Thiago Muniz chama de “manobra descarada” jogada feita pela base de Zé do Pátio

por Redação

18 de Agosto de 2020, 09h43

Foto: reprodução
Foto: reprodução

O vereador Thiago Muniz (DEM) classificou como “manobra descarada” a jogada feita pela base do prefeito José Carlos do Pátio (SD), nessa segunda-feira (17), durante a sessão extraordinária da Câmara de Vereadores de Rondonópolis (MT).  O plenário virtual era para apreciar o veto do Executivo a emenda assinada por 10 vereadores que pediam para que os recursos serem destinados exclusivamente para atender as demandas da área de saúde.

Logo que a sessão foi aberta, o líder do prefeito na Casa de Leis, o vereador Juary Miranda (SD), usou a fala para dizer que os vereadores Orestes Miraglia (SD) e Subtenente Guinâncio (PSDB) não poderiam dar os pareceres dela na Comissão de Constituição e Justiça (CCJ), pois seriam autores da emendas ao projetos. Segundo Juary, o parágrafo terceiro do artigo 111 do Regimento Interno consta que fica impedido de exarar parecer e votar nas comissões o autor da proposição.

Após uma análise da Procuradoria da Câmara, o presidente do Legislativo, vereador Cláudio da Farmácia (MDB), declarou que Juary estava com a razão. Diante disso, Guinancio e Orestes foram substituídos na CCJ pelos suplentes Batista da Coder (SD) e Elton Mazetti (PTB), ambos da base do prefeito.

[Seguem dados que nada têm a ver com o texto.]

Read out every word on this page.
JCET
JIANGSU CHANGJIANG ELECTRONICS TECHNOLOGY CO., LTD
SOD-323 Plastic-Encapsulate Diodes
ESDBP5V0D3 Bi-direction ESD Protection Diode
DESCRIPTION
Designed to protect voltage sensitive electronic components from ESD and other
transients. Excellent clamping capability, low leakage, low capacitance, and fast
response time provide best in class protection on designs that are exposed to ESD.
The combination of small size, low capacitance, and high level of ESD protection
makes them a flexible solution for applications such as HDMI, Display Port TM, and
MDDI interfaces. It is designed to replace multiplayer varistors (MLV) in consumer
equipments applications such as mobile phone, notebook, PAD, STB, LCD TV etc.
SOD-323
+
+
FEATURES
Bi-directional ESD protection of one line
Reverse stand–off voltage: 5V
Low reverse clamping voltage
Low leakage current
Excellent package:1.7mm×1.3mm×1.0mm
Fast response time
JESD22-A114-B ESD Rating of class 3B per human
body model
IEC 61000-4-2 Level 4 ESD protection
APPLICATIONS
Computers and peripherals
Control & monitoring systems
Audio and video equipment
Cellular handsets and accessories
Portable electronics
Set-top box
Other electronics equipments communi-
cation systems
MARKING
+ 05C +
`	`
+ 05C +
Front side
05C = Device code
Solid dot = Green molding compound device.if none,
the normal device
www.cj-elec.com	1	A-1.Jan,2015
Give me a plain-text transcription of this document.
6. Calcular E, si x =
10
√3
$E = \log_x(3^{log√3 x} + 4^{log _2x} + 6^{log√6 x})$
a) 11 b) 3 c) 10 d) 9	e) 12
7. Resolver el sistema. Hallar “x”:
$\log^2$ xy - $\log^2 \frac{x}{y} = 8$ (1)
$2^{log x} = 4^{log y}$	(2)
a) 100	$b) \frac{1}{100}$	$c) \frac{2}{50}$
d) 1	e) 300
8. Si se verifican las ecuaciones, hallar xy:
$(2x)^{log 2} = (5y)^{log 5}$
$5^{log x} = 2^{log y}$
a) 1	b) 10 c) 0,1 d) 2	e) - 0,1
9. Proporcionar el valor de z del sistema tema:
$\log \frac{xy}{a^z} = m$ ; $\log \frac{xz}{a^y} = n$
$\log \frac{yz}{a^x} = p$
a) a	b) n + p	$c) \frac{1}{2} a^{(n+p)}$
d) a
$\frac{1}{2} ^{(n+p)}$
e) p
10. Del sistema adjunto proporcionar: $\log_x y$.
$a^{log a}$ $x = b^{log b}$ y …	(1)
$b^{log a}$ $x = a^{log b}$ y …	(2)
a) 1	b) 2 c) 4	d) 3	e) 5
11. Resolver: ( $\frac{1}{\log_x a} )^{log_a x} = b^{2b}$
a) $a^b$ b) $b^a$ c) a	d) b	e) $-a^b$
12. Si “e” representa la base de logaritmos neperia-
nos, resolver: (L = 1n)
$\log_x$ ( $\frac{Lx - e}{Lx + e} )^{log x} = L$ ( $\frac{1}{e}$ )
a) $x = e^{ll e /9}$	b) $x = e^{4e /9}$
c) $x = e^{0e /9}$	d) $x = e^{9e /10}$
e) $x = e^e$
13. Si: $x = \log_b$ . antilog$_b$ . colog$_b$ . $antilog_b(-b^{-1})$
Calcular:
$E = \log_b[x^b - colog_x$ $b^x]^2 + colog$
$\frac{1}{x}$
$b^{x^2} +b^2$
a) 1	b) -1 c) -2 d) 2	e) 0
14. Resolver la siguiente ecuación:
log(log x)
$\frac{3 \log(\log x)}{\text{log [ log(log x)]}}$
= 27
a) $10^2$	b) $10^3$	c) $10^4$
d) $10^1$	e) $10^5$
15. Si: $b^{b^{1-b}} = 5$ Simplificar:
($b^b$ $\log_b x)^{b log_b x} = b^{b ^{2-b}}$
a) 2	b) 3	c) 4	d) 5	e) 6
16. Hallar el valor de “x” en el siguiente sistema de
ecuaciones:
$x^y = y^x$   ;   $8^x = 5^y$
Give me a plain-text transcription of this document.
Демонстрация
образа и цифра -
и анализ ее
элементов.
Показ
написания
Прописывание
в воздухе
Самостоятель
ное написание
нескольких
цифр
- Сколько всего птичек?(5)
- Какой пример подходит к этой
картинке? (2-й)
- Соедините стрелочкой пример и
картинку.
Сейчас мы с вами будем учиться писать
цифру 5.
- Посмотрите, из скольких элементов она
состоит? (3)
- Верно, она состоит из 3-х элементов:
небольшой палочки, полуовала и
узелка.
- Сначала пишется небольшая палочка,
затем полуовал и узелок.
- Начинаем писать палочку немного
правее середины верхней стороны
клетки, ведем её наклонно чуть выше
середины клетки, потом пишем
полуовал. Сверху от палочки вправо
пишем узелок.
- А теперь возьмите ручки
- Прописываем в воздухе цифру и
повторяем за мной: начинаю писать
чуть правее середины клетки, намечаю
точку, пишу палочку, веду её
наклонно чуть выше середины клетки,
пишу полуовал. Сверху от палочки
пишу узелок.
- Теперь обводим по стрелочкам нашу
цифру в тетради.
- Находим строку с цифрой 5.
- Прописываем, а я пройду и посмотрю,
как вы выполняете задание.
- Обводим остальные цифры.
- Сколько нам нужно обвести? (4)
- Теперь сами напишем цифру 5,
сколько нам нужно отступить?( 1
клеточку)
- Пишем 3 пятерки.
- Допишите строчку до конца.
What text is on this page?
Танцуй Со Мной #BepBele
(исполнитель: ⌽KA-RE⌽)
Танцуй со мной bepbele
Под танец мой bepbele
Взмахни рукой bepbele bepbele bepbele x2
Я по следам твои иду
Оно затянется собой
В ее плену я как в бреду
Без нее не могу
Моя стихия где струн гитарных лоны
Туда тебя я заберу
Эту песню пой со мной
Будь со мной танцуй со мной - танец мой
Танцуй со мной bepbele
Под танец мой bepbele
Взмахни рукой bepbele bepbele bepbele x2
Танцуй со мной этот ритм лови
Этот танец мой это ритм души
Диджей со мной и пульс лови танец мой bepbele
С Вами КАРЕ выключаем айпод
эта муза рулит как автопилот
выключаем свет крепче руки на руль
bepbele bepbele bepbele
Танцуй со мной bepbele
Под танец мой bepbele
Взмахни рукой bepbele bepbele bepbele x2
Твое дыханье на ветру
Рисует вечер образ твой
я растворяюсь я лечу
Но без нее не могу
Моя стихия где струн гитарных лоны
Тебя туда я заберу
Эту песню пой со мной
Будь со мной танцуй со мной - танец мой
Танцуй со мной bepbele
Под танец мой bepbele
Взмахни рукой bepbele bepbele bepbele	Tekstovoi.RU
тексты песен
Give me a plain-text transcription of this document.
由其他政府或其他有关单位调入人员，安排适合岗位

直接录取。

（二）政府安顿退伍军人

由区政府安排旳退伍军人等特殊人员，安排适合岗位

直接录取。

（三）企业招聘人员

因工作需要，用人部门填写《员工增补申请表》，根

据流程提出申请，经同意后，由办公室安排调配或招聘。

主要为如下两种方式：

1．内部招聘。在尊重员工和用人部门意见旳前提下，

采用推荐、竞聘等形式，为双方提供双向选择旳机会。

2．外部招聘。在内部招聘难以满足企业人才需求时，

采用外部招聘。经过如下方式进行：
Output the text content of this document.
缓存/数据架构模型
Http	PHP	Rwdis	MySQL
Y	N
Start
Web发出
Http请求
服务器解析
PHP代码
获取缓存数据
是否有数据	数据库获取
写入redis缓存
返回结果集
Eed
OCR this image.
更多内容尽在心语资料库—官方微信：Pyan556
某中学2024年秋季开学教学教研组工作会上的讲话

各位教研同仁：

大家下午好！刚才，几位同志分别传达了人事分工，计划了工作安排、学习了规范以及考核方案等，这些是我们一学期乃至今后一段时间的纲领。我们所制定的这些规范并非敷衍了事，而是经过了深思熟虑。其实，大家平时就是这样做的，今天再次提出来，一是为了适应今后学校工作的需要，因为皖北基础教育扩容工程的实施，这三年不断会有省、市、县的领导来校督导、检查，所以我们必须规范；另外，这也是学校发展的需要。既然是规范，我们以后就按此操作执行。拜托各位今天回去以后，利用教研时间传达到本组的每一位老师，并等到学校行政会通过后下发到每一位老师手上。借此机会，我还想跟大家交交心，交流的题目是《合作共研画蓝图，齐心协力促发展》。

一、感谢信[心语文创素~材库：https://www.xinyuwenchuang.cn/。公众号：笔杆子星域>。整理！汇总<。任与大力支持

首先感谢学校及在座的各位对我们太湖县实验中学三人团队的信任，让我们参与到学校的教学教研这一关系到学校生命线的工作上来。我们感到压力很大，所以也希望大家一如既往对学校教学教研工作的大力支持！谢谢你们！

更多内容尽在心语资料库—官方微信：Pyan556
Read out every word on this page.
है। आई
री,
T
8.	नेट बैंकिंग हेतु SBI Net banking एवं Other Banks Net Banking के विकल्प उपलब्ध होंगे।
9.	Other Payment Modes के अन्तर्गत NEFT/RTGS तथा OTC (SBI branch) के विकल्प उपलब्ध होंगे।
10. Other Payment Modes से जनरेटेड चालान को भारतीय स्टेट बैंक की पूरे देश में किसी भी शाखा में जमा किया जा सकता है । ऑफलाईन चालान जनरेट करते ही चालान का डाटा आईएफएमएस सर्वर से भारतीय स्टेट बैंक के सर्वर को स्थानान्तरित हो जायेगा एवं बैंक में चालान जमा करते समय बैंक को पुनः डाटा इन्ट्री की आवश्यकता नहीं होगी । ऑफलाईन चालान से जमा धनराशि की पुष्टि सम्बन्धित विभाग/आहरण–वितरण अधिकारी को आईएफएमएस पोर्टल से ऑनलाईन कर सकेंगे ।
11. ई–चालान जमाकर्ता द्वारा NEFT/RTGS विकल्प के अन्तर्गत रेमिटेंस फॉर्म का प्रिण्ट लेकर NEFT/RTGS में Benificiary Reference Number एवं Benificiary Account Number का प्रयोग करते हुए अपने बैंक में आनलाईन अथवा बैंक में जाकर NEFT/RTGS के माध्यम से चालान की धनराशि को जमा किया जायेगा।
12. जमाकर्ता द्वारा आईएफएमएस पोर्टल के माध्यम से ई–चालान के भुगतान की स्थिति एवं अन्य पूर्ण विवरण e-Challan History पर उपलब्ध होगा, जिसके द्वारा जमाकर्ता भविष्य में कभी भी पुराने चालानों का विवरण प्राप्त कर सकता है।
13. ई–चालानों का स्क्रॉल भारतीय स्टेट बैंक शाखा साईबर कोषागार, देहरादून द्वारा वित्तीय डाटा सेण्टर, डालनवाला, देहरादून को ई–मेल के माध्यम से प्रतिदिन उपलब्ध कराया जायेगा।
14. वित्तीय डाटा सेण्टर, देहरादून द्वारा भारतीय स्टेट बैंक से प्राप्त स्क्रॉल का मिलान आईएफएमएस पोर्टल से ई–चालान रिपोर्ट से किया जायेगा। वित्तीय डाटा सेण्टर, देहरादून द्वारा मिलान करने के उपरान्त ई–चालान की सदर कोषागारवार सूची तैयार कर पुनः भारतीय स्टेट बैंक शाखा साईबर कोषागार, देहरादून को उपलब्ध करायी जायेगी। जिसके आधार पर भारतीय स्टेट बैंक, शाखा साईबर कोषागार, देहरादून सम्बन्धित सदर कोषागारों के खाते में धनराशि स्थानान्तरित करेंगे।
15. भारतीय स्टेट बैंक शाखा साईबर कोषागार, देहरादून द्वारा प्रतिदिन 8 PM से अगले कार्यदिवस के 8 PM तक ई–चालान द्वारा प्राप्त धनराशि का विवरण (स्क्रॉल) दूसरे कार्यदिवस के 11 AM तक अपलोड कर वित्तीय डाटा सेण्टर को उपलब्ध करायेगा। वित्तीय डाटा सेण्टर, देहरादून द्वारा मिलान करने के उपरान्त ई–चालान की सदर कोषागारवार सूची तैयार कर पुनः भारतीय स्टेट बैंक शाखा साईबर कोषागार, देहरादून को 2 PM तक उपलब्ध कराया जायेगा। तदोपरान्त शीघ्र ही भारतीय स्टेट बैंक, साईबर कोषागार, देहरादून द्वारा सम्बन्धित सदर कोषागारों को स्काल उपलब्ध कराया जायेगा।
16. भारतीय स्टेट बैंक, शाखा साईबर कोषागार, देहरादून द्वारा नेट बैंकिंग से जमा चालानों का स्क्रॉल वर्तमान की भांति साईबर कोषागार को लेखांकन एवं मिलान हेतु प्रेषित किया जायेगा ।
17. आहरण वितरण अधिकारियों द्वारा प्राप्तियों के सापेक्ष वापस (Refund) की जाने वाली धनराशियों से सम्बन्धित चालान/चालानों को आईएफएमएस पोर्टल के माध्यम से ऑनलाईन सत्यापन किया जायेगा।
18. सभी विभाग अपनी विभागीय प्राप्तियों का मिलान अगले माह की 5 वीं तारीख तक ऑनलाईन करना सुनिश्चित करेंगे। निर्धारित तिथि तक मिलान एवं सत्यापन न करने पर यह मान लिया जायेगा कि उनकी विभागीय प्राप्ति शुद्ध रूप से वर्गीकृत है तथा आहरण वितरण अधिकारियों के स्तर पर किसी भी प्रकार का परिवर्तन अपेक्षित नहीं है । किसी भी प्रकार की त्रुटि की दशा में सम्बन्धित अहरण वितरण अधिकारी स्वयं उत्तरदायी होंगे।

Como a CCJ exarou parecer favorável ao veto do Executivo a emedas dos vereadores, a oposição precisava de 11 votos para derrubar o veto. Se a manobra não tivesse ocorrido, quem iria precisar dos 11 votos seria a base do prefeito na Câmara.

Após a derrota, a oposição analisa questionar na Justiça a manobra regimental. “O que nós estamos discutindo é um veto, que é de autoria do prefeito. Quem assina o veto não é vereador. Esta interpretação do regimento está errada. É cabível até de questionamento na justiça”, disse o vereador Guinancio.